October kicks off with a two month long Dream Festival. The Dream Festival is an international celebration of dreams and dreamers curated by Kingston based author and dream facilitator Ione. Going on its 16th year, this global community event includes artwork, performances and workshops by world-class artists, everyday dreamers and inspired beings.
Then the Italian Festival happens on Sunday, October 2. Lower Broadway and the Strand will be festooned with colorful, light-strewn arches, in an echo of New York’s famous San Gennaro festival.

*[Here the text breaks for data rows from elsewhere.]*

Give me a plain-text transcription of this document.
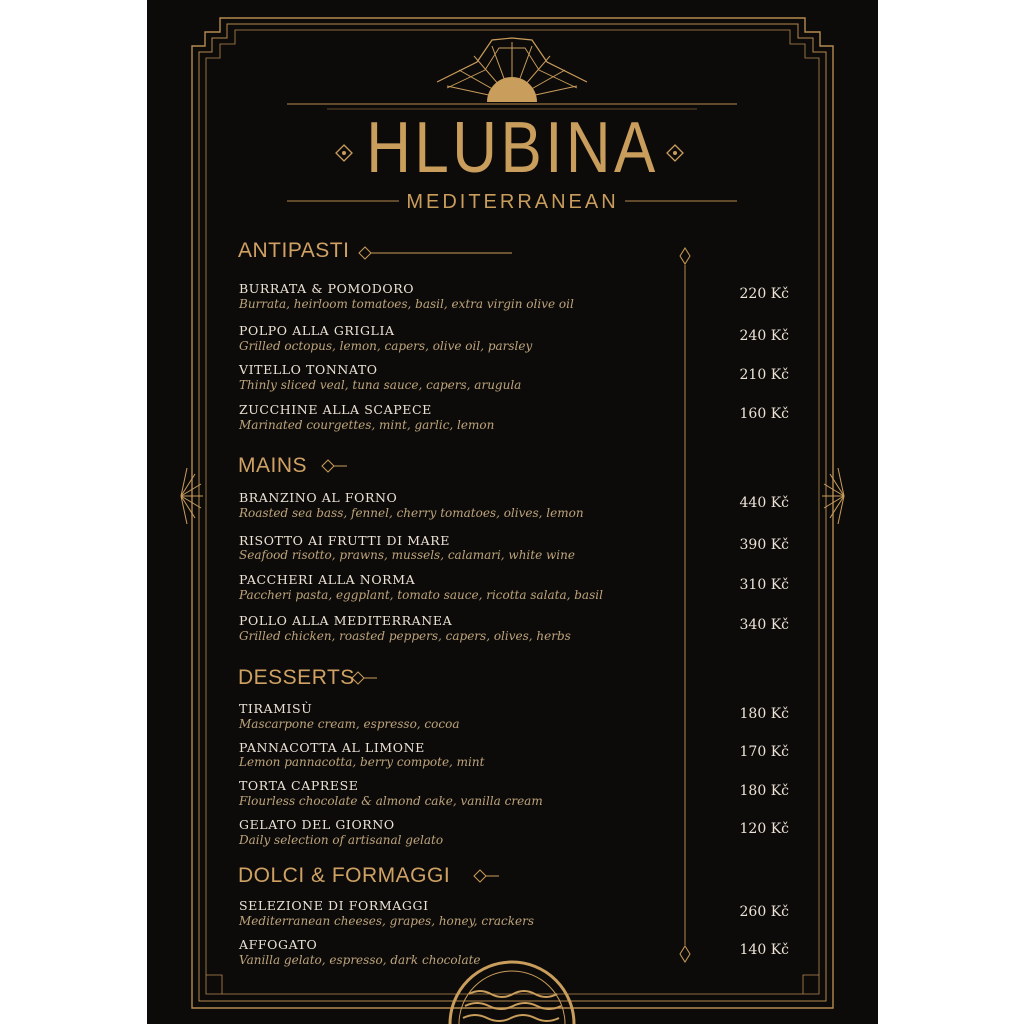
HLUBINA
MEDITERRANEAN
ANTIPASTI
BURRATA & POMODORO
Burrata, heirloom tomatoes, basil, extra virgin olive oil
220 Kč
POLPO ALLA GRIGLIA
Grilled octopus, lemon, capers, olive oil, parsley
240 Kč
VITELLO TONNATO
Thinly sliced veal, tuna sauce, capers, arugula
210 Kč
ZUCCHINE ALLA SCAPECE
Marinated courgettes, mint, garlic, lemon
160 Kč
MAINS
BRANZINO AL FORNO
Roasted sea bass, fennel, cherry tomatoes, olives, lemon
440 Kč
RISOTTO AI FRUTTI DI MARE
Seafood risotto, prawns, mussels, calamari, white wine
390 Kč
PACCHERI ALLA NORMA
Paccheri pasta, eggplant, tomato sauce, ricotta salata, basil
310 Kč
POLLO ALLA MEDITERRANEA
Grilled chicken, roasted peppers, capers, olives, herbs
340 Kč
DESSERTS
TIRAMISÙ
Mascarpone cream, espresso, cocoa
180 Kč
PANNACOTTA AL LIMONE
Lemon pannacotta, berry compote, mint
170 Kč
TORTA CAPRESE
Flourless chocolate & almond cake, vanilla cream
180 Kč
GELATO DEL GIORNO
Daily selection of artisanal gelato
120 Kč
DOLCI & FORMAGGI
SELEZIONE DI FORMAGGI
Mediterranean cheeses, grapes, honey, crackers
260 Kč
AFFOGATO
Vanilla gelato, espresso, dark chocolate
140 Kč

Instead of the usual fried dough and cotton candy, however, the booths will be manned by staff from local restaurants, complementing the neighborhood eateries, offering a healthy and delicious “taste of the mid Hudson Valley,” according to Denis White, marketing director of the newly formed nonprofit organization, Kingston’s Waterfront Marketing Inc., which is hosting the event.
The musical performers include Bell’Accordio, a four-piece band playing traditional Italian music. Local artists and craftspeople will display their work along the creekside walkway as well as submit a work of art inspired by Leonardo DaVinci’s Mona Lisa. A stage hosting a rally for the Queens Galley, broadcast on radio station WBPM, will be set up along Broadway. Activities for kids and adults include a pizza making lesson, spaghetti eating contest, and games of bocci. A Vespa scooter will be raffled off to a lucky winner.

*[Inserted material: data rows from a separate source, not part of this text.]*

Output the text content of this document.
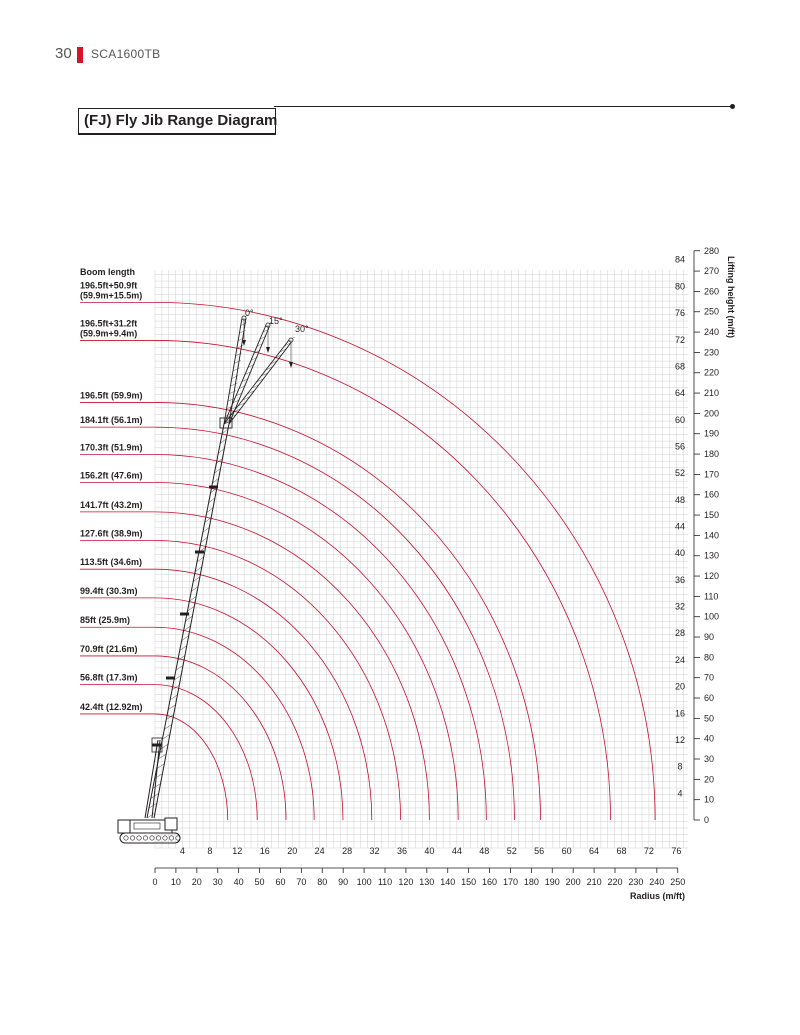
30 SCA1600TB
(FJ) Fly Jib Range Diagram
196.5ft+50.9ft
(59.9m+15.5m)
196.5ft+31.2ft
(59.9m+9.4m)
196.5ft (59.9m)
184.1ft (56.1m)
170.3ft (51.9m)
156.2ft (47.6m)
141.7ft (43.2m)
127.6ft (38.9m)
113.5ft (34.6m)
99.4ft (30.3m)
85ft (25.9m)
70.9ft (21.6m)
56.8ft (17.3m)
42.4ft (12.92m)
4 8 12 16 20 24 28 32 36 40 44 48 52 56 60 64 68 72 76
0 10 20 30 40 50 60 70 80 90 100 110 120 130 140 150 160 170 180 190 200 210 220 230 240 250
4
8
12
16
20
24
28
32
36
40
44
48
52
56
60
64
68
72
76
80
84
0
10
20
30
40
50
60
70
80
90
100
110
120
130
140
150
160
170
180
190
200
210
220
230
240
250
260
270
280
Boom length	Lifting height (m/ft)
Radius (m/ft)
0°
15°
30°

On Columbus Day weekend, October 7,8 and 9, the second annual O+ Festival will transform Uptown Kingston into an arts extravaganza, with 30 bands, including Mike & Ruthy’s Folk City, Willy Mason, and TJ Kong & the Atomic Bomb, performing at various venues, a photographic exhibition, large-scale wheat pastes by various artists (it’ll be fun finding out exactly what those are), a seven-hour performance piece by Linda Montano, various installations (including historical plaques by Norm Magnusson, a 30-foot high interactive red jute wall by Lisa Lozano, and hand-knitted cigarettes by Melissa Halvorson), and a screening of Marwencol, a documentary about the amazing tiny World War II town and scenes created and photographed by an artist with disabilities on the grounds of his home in Eddyville. In exchange for their offering of art, the participating musicians and artists can use the services of a mobile clinic, where 40 doctors, dentists and other specialists will donate their services. Suggested price for a wristband providing access to all the events is $25.